Agriculture can be encouraged as true business and significantly contribute to our economy by sincere, deliberate interventions of corporate interest. These are interventions I expect the government to do beyond budget. I don’t expect government to be farming. But if the government is trying to open trunks in a sustainable manner for legtimate farmers to key into it, Nigeria could be home and dry.

What are the major resolutions you came up with at the Development Icons’ forum?
First was the resolution to support the vision of DEPRA as a robust linkage-hub that enhances ‘research translations’ and the development of right knowledge, skills, values, strategies and resources needed to unleash full potentials at turning ideas to sustainable development realities and keep pace with associated dynamics.
It was resolved that Nigeria got to be realistic about who we are, what we want and how can we get and own it. You cannot pretend to develop. Growing the local content is key, ‘no one makes you inferior without your consent’, we cannot keep relying on foreign aids in whatever form.

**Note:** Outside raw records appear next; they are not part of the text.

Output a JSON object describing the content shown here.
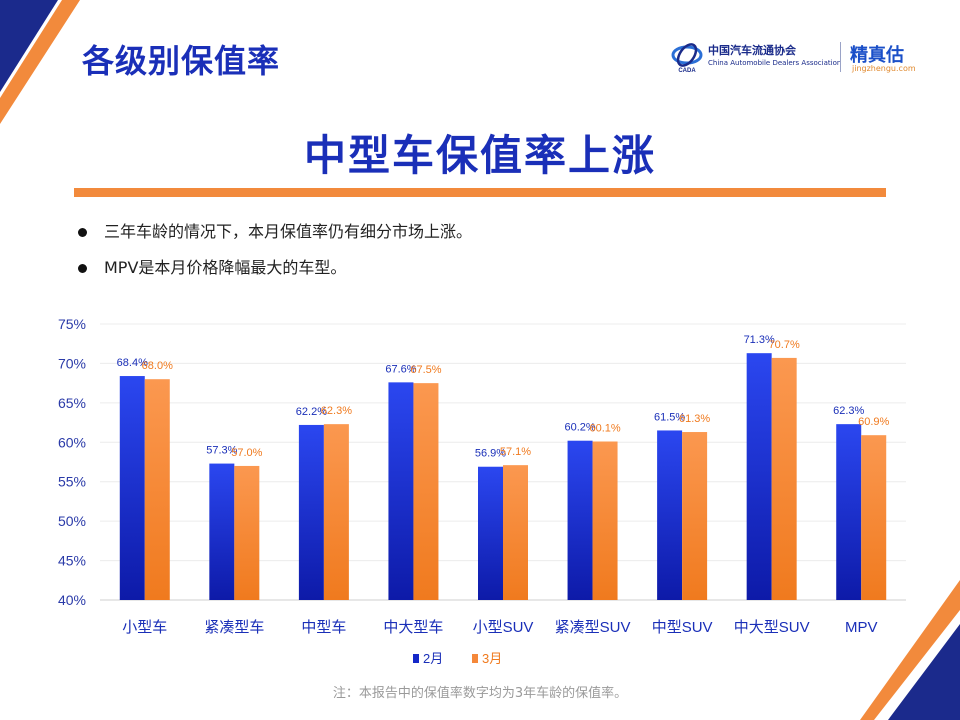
{
  "header": {
    "page_title": "各级别保值率",
    "logo": {
      "org_cn": "中国汽车流通协会",
      "org_en": "China Automobile Dealers Association",
      "brand_cn": "精真估",
      "brand_url": "jingzhengu.com",
      "mark_text": "CADA"
    }
  },
  "headline": "中型车保值率上涨",
  "bullets": [
    "三年车龄的情况下，本月保值率仍有细分市场上涨。",
    "MPV是本月价格降幅最大的车型。"
  ],
  "chart_data": {
    "type": "bar",
    "categories": [
      "小型车",
      "紧凑型车",
      "中型车",
      "中大型车",
      "小型SUV",
      "紧凑型SUV",
      "中型SUV",
      "中大型SUV",
      "MPV"
    ],
    "series": [
      {
        "name": "2月",
        "values": [
          68.4,
          57.3,
          62.2,
          67.6,
          56.9,
          60.2,
          61.5,
          71.3,
          62.3
        ],
        "color": "#1428c8"
      },
      {
        "name": "3月",
        "values": [
          68.0,
          57.0,
          62.3,
          67.5,
          57.1,
          60.1,
          61.3,
          70.7,
          60.9
        ],
        "color": "#f5883a"
      }
    ],
    "data_labels": [
      [
        "68.4%",
        "57.3%",
        "62.2%",
        "67.6%",
        "56.9%",
        "60.2%",
        "61.5%",
        "71.3%",
        "62.3%"
      ],
      [
        "68.0%",
        "57.0%",
        "62.3%",
        "67.5%",
        "57.1%",
        "60.1%",
        "61.3%",
        "70.7%",
        "60.9%"
      ]
    ],
    "ylim": [
      40,
      75
    ],
    "yticks": [
      40,
      45,
      50,
      55,
      60,
      65,
      70,
      75
    ],
    "ytick_labels": [
      "40%",
      "45%",
      "50%",
      "55%",
      "60%",
      "65%",
      "70%",
      "75%"
    ],
    "grid": true,
    "legend_position": "bottom-center"
  },
  "footnote": "注：本报告中的保值率数字均为3年车龄的保值率。",
  "colors": {
    "title_blue": "#1a2fb8",
    "accent_orange": "#f28a3c",
    "corner_navy": "#1b2a8c"
  }
}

The ‘babiala begger’ syndrome that has plagued our development process needs urgent attention to define what have and what kind of Aid we need for national integrity.

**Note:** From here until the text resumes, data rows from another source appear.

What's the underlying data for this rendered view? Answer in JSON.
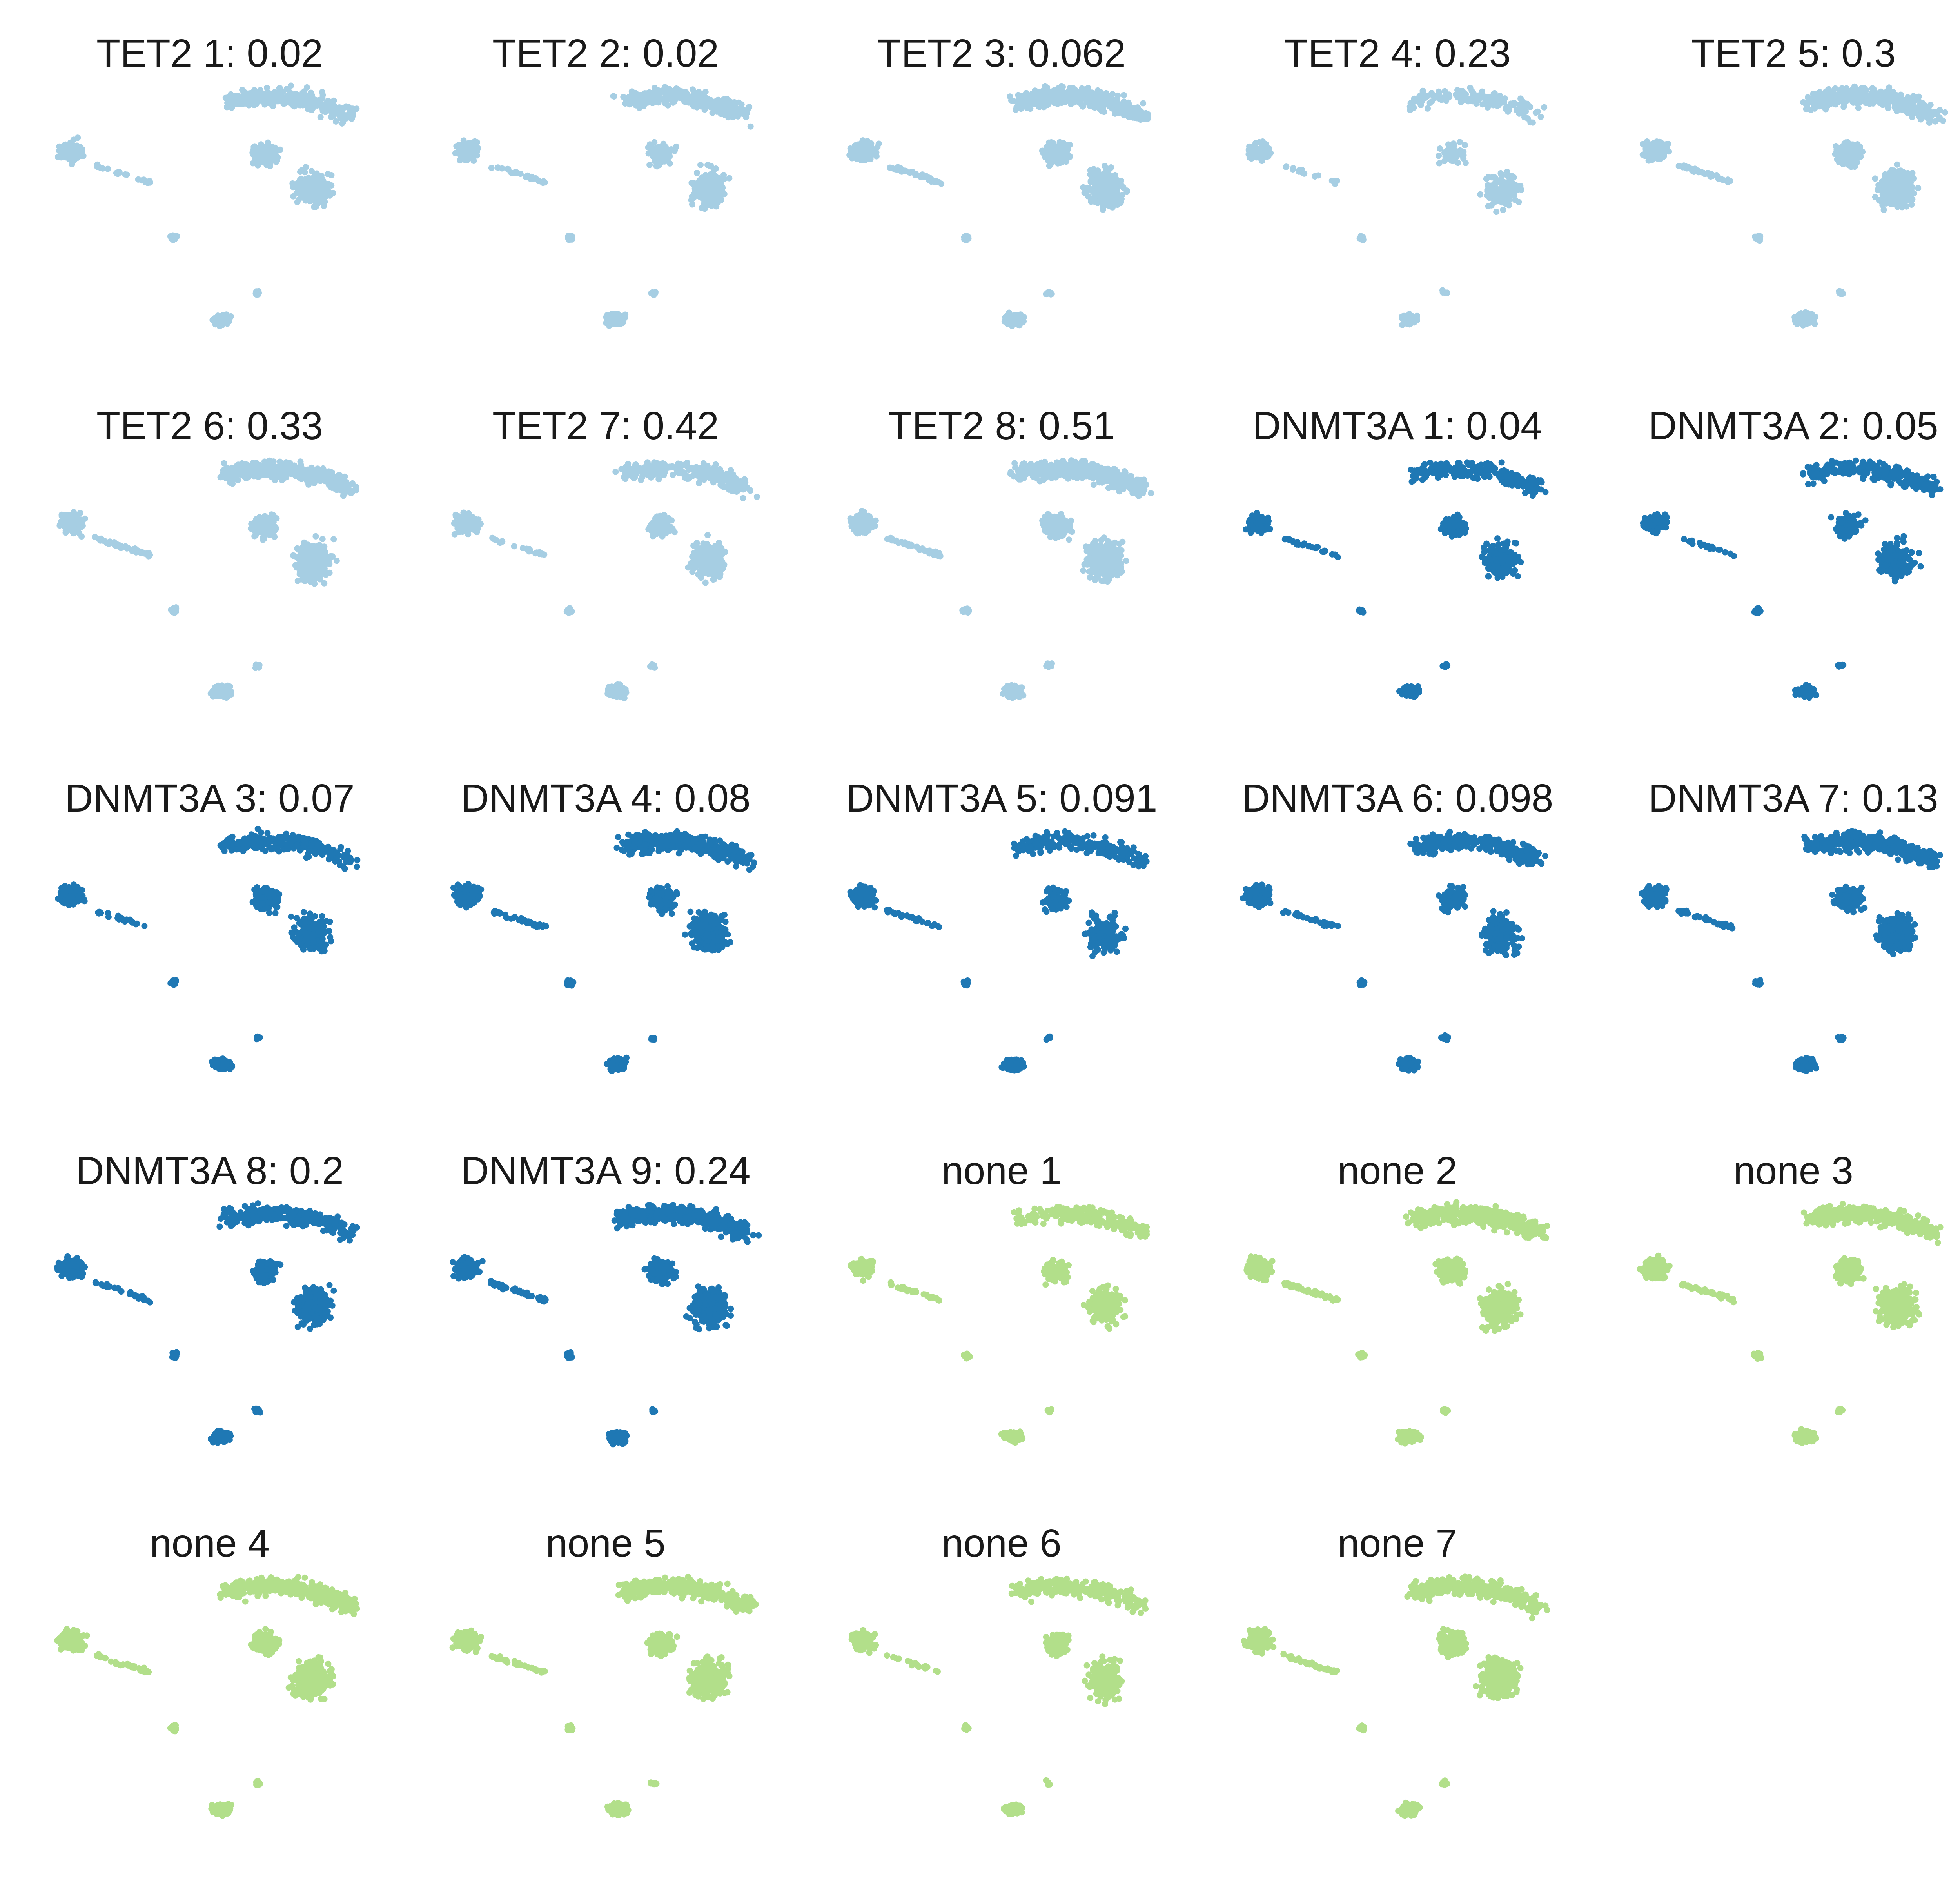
{
  "chart_data": {
    "type": "scatter",
    "description_kind": "small-multiples UMAP embeddings, one panel per sample",
    "axes": "hidden",
    "grid": false,
    "legend": "none",
    "colors": {
      "TET2": "#a6cee3",
      "DNMT3A": "#1f78b4",
      "none": "#b2df8a"
    },
    "panels": [
      {
        "title": "TET2 1: 0.02",
        "group": "TET2",
        "density": 0.55
      },
      {
        "title": "TET2 2: 0.02",
        "group": "TET2",
        "density": 0.55
      },
      {
        "title": "TET2 3: 0.062",
        "group": "TET2",
        "density": 1.0
      },
      {
        "title": "TET2 4: 0.23",
        "group": "TET2",
        "density": 0.25
      },
      {
        "title": "TET2 5: 0.3",
        "group": "TET2",
        "density": 1.0
      },
      {
        "title": "TET2 6: 0.33",
        "group": "TET2",
        "density": 0.9
      },
      {
        "title": "TET2 7: 0.42",
        "group": "TET2",
        "density": 0.5
      },
      {
        "title": "TET2 8: 0.51",
        "group": "TET2",
        "density": 1.0
      },
      {
        "title": "DNMT3A 1: 0.04",
        "group": "DNMT3A",
        "density": 0.4
      },
      {
        "title": "DNMT3A 2: 0.05",
        "group": "DNMT3A",
        "density": 0.45
      },
      {
        "title": "DNMT3A 3: 0.07",
        "group": "DNMT3A",
        "density": 0.5
      },
      {
        "title": "DNMT3A 4: 0.08",
        "group": "DNMT3A",
        "density": 1.0
      },
      {
        "title": "DNMT3A 5: 0.091",
        "group": "DNMT3A",
        "density": 0.45
      },
      {
        "title": "DNMT3A 6: 0.098",
        "group": "DNMT3A",
        "density": 0.6
      },
      {
        "title": "DNMT3A 7: 0.13",
        "group": "DNMT3A",
        "density": 0.85
      },
      {
        "title": "DNMT3A 8: 0.2",
        "group": "DNMT3A",
        "density": 0.6
      },
      {
        "title": "DNMT3A 9: 0.24",
        "group": "DNMT3A",
        "density": 0.9
      },
      {
        "title": "none 1",
        "group": "none",
        "density": 0.45
      },
      {
        "title": "none 2",
        "group": "none",
        "density": 0.9
      },
      {
        "title": "none 3",
        "group": "none",
        "density": 1.0
      },
      {
        "title": "none 4",
        "group": "none",
        "density": 0.9
      },
      {
        "title": "none 5",
        "group": "none",
        "density": 0.85
      },
      {
        "title": "none 6",
        "group": "none",
        "density": 0.5
      },
      {
        "title": "none 7",
        "group": "none",
        "density": 0.9
      }
    ]
  }
}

To this, there is need for a proactive dairy policy and concerted efforts of Nigerian researchers to work on improving our local breeds. Until we do that, we are going nowhere in dairy. Importation of animals will never work, its like moving backwards while others are going forward. You will recall that the federal ministries and Agencies were well represented at the forum, I am happy to tell you that the Federal Ministry of Agriculture and Natural Resources with stakeholders will soon birth a proactive dairy and livestock breeding policies, we are monitoring that process.

Again, the forum resolved on ways to enhance localized feed and feeding systems and nutrition for these animals. Indiscriminate grazing of animals is just not sustainable for obvious reasons. If it is one’s lifestyle to be walking about; you can keep your animals with good feed in a ranch, take your walk alone, and come back to meet them in good state. It will be more productive because you will have more money with no conflict, so we agreed that there must be a feed and feeding policy line for that which is implementable.

Again, we need strategic advocacy to let people understand how the business is done, the best use of the opportunities and mobilization, and how to leverage on our platform. The Dairy Enterprise Support Initiative has so far developed quite a number of dairy farmers’ clusters. If we can have something like this Anchor Borrower Scheme from CBN that allows all these in every state in Nigeria. Since we have different agro-ecological zones in Nigeria, the adaptability of the breeds are important, it should not just be one for all zones, it is not going to work.

While appreciating DEPRA as a multi-disciplinary capacity development window as a strategic response and intervention that addresses the development practice gaps; the forum recognized the presentation of the capacity development approach of SMAP Animal Centre and the Nigerian Institute of Animal Science (NIAS) on the first Artificial Insemination Training Centre in Nigeria that has trained graduates who are now on the field to fill the intermediate technical skill gap.

Another demand at the forum is need to develop capacities and effective synchronization of the activities of regulatory bodies, Ministry of Agriculture, professional groups and other government agencies for a shift from the characteristic idea of ‘fight on mandate’ while the job is left undone or duplicated.

In relation to the trailblazing efforts of the SMAP Farms in the Nigerian Dairy Development, the establishment of Private sector-driven National Dairy Board that is comprised of critical stakeholders in the dairy value chain was advocated.